PELLEROSSA AMERICANI



MITI E LEGGENDE

 

IL MAGO DELLA TERRA

Mito dei pellerossa dell'Arizona


In origine non esisteva nulla: regnava l’oscurità che col tempo era diventata una massa enorme. Da qui uscì il Mago della Terra, spirito leggero che volteggiava nell’aria come un fiocco di cotone. Per fissare la sua dimora il Mago preparò un impasto con quel po’ di polvere che aveva e fece una pagnottella di terra. C’era finalmente un primo pezzo di terreno. Il Mago vi fece crescere un cespuglio; sui rami si vedevano passeggiare strani insetti neri che producevano senza sosta una gomma nera.

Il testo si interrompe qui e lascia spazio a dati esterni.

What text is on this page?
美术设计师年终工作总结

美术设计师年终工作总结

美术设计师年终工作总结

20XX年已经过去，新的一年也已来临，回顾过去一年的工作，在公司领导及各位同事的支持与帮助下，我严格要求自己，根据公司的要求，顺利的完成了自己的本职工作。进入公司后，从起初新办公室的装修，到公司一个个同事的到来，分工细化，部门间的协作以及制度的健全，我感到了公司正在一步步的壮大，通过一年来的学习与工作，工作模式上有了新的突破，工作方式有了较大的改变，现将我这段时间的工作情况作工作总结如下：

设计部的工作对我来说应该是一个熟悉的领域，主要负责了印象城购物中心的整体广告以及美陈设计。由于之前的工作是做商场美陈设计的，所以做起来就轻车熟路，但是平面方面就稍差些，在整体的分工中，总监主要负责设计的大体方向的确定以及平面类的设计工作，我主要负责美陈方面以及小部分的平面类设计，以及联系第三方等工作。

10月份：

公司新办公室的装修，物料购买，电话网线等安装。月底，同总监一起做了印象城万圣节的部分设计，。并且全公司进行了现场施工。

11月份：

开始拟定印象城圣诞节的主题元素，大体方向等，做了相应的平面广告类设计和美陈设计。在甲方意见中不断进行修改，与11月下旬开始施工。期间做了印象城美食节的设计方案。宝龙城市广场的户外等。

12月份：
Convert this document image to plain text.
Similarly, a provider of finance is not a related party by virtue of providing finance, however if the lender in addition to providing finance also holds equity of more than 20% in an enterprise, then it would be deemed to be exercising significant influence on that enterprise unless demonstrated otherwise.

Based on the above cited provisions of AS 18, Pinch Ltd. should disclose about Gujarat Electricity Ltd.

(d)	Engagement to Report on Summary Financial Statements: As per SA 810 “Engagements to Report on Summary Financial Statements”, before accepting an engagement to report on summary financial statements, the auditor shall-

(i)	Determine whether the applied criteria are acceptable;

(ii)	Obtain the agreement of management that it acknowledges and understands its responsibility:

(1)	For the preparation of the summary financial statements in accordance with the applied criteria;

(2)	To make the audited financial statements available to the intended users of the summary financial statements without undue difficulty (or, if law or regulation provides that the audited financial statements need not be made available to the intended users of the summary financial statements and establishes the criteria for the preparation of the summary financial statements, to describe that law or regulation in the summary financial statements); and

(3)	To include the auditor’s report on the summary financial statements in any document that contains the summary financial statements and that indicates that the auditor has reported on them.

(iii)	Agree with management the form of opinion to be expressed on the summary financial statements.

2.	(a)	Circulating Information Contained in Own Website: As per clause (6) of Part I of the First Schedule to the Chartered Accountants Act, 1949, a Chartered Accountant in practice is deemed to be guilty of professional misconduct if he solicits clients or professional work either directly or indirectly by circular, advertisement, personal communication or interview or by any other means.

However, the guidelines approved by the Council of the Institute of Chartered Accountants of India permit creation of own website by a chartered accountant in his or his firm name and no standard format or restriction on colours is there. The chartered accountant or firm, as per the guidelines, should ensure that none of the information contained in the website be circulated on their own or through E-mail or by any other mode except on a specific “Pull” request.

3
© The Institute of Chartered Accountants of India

Una termite raccoglieva le gocce di gomma e via via dava loro la forma. Così il mondo cresceva ad era meraviglioso. Il Mago pensò di dare al mondo una copertura circolare e fece il Cielo. La Terra era ancora fragile e instabile: continuava a capovolgersi. Il Mago allora ordinò al ragno di filare una tela per legare i bordi alla terra e al Cielo. Poi creò tutto ciò che doveva esistere: le acque, le montagne,ogni genere di pianta. Gettò nel Cielo un blocco di ghiaccio e fece il Sole: con un pezzo più piccolo costruì la Luna e con i frammenti le Stelle. Infine con il suo bastone tracciò nel Cielo la via Lattea.

Ora la Terra era pronta per essere abitata e il Mago vi pose ogni specie di animali; infine con della creta plasmò gli uomini. A quel tempo gli uomini non conoscevano la morte, continuavano a vivere e a riprodursi; aumentavano continuamente e soffrivano per la mancanza di cibo e di spazio.
Il Mago della Terra decise allora di cancellare tutto ciò che aveva creato: fece precipitare il Cielo sulla Terra e schiacciò ogni forma di vita. Poi iniziò a ricreare tutte le cose: il Cielo, le Stelle, gli esseri viventi e gli uomini. Ma questa volta stabilì che gli uomini non potessero vivere per sempre. Pose un termine alla loro vita in modo che la Terra non rischiasse di sovraffollarsi.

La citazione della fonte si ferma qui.